Ryanair flew 10.6 million passengers in September, maintaining traffic above the 10 million-mark breached in August for the first time since Covid-19 struck in March 2020. Photograph: Getty Images

Ryanair flew 10.6 million passengers in September, maintaining traffic above the 10 million-mark breached in August for the first time since Covid-19 struck in March 2020. Photograph: Getty Images

 

Ryanair flew 10.6 million passengers in September, maintaining traffic above the 10 million-mark breached in August for the first time since Covid-19 struck in March 2020.

Figures published by the airline on Monday show it sold 81 per cent of the seats on the 69,500 flights it operated last month.

The September total was down on August, when Ryanair carried 11.1 million passengers, as the airline operated 1,500 fewer flights last month.

September’s total is more than twice the 5.2 million passengers flown in the same month last year.

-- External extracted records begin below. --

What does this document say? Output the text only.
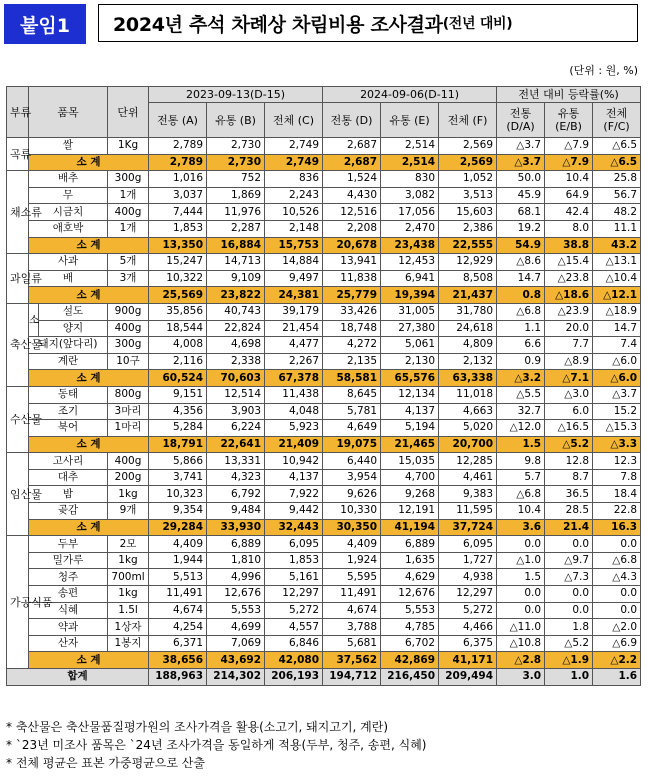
붙임1	2024년 추석 차례상 차림비용 조사결과 (전년 대비)
(단위 : 원, %)
부류	품목		단위	2023-09-13(D-15)			2024-09-06(D-11)			전년 대비 등락률(%)		
				전통 (A)	유통 (B)	전체 (C)	전통 (D)	유통 (E)	전체 (F)	전통 (D/A)	유통 (E/B)	전체 (F/C)
곡류	쌀		1Kg	2,789	2,730	2,749	2,687	2,514	2,569	△3.7	△7.9	△6.5
	소 계			2,789	2,730	2,749	2,687	2,514	2,569	△3.7	△7.9	△6.5
채소류	배추		300g	1,016	752	836	1,524	830	1,052	50.0	10.4	25.8
	무		1개	3,037	1,869	2,243	4,430	3,082	3,513	45.9	64.9	56.7
	시금치		400g	7,444	11,976	10,526	12,516	17,056	15,603	68.1	42.4	48.2
	애호박		1개	1,853	2,287	2,148	2,208	2,470	2,386	19.2	8.0	11.1
	소 계			13,350	16,884	15,753	20,678	23,438	22,555	54.9	38.8	43.2
과일류	사과		5개	15,247	14,713	14,884	13,941	12,453	12,929	△8.6	△15.4	△13.1
	배		3개	10,322	9,109	9,497	11,838	6,941	8,508	14.7	△23.8	△10.4
	소 계			25,569	23,822	24,381	25,779	19,394	21,437	0.8	△18.6	△12.1
축산물	소	설도	900g	35,856	40,743	39,179	33,426	31,005	31,780	△6.8	△23.9	△18.9
		양지	400g	18,544	22,824	21,454	18,748	27,380	24,618	1.1	20.0	14.7
	돼지(앞다리)		300g	4,008	4,698	4,477	4,272	5,061	4,809	6.6	7.7	7.4
	계란		10구	2,116	2,338	2,267	2,135	2,130	2,132	0.9	△8.9	△6.0
	소 계			60,524	70,603	67,378	58,581	65,576	63,338	△3.2	△7.1	△6.0
수산물	동태		800g	9,151	12,514	11,438	8,645	12,134	11,018	△5.5	△3.0	△3.7
	조기		3마리	4,356	3,903	4,048	5,781	4,137	4,663	32.7	6.0	15.2
	북어		1마리	5,284	6,224	5,923	4,649	5,194	5,020	△12.0	△16.5	△15.3
	소 계			18,791	22,641	21,409	19,075	21,465	20,700	1.5	△5.2	△3.3
임산물	고사리		400g	5,866	13,331	10,942	6,440	15,035	12,285	9.8	12.8	12.3
	대추		200g	3,741	4,323	4,137	3,954	4,700	4,461	5.7	8.7	7.8
	밤		1kg	10,323	6,792	7,922	9,626	9,268	9,383	△6.8	36.5	18.4
	곶감		9개	9,354	9,484	9,442	10,330	12,191	11,595	10.4	28.5	22.8
	소 계			29,284	33,930	32,443	30,350	41,194	37,724	3.6	21.4	16.3
가공식품	두부		2모	4,409	6,889	6,095	4,409	6,889	6,095	0.0	0.0	0.0
	밀가루		1kg	1,944	1,810	1,853	1,924	1,635	1,727	△1.0	△9.7	△6.8
	청주		700ml	5,513	4,996	5,161	5,595	4,629	4,938	1.5	△7.3	△4.3
	송편		1kg	11,491	12,676	12,297	11,491	12,676	12,297	0.0	0.0	0.0
	식혜		1.5l	4,674	5,553	5,272	4,674	5,553	5,272	0.0	0.0	0.0
	약과		1상자	4,254	4,699	4,557	3,788	4,785	4,466	△11.0	1.8	△2.0
	산자		1봉지	6,371	7,069	6,846	5,681	6,702	6,375	△10.8	△5.2	△6.9
	소 계			38,656	43,692	42,080	37,562	42,869	41,171	△2.8	△1.9	△2.2
합계				188,963	214,302	206,193	194,712	216,450	209,494	3.0	1.0	1.6
* 축산물은 축산물품질평가원의 조사가격을 활용(소고기, 돼지고기, 계란)
* `23년 미조사 품목은 `24년 조사가격을 동일하게 적용(두부, 청주, 송편, 식혜)
* 전체 평균은 표본 가중평균으로 산출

However, the 10.6 million figure trails the 14.1 million recorded in September 2019, before the pandemic struck, wreaking havoc on European air travel.

Last month’s figure is slightly ahead of the 10.5 million predicted in August by Ryanair Holdings chief executive, Michael O’Leary.

He said that the airline could carry 10.5 million passengers in each month of September, October and November this year.

The Irish airline group will have the same capacity, that is the number of flights and available seats, during those months as it did before Covid-19.

But it expects to sell between 82 per cent and 85 per cent of the seats on its flights, against more than 90 per cent normally.

Schedules

As long as there are no further adverse Covid developments, Mr O’Leary said that the company was “set fair for a strong recovery”.

Last week, Ryanair said that it would restore full pre-Covid summer schedules at Cork and Shannon airports next year.

The airline predicted that Dublin Airport schedules would be 35 per cent lower, blaming the Government for failing to fund the extension of incentives at the capital’s gateway to October 2022 from next June.

In response, the Department of Transport said that a €26 million Covid supplementary supports scheme enabled State airports, including Dublin’s owner, DAA, to offer route incentives and charge rebates in consultation with airlines.

“This includes the appropriate timings for providing these types of incentives,” the department added.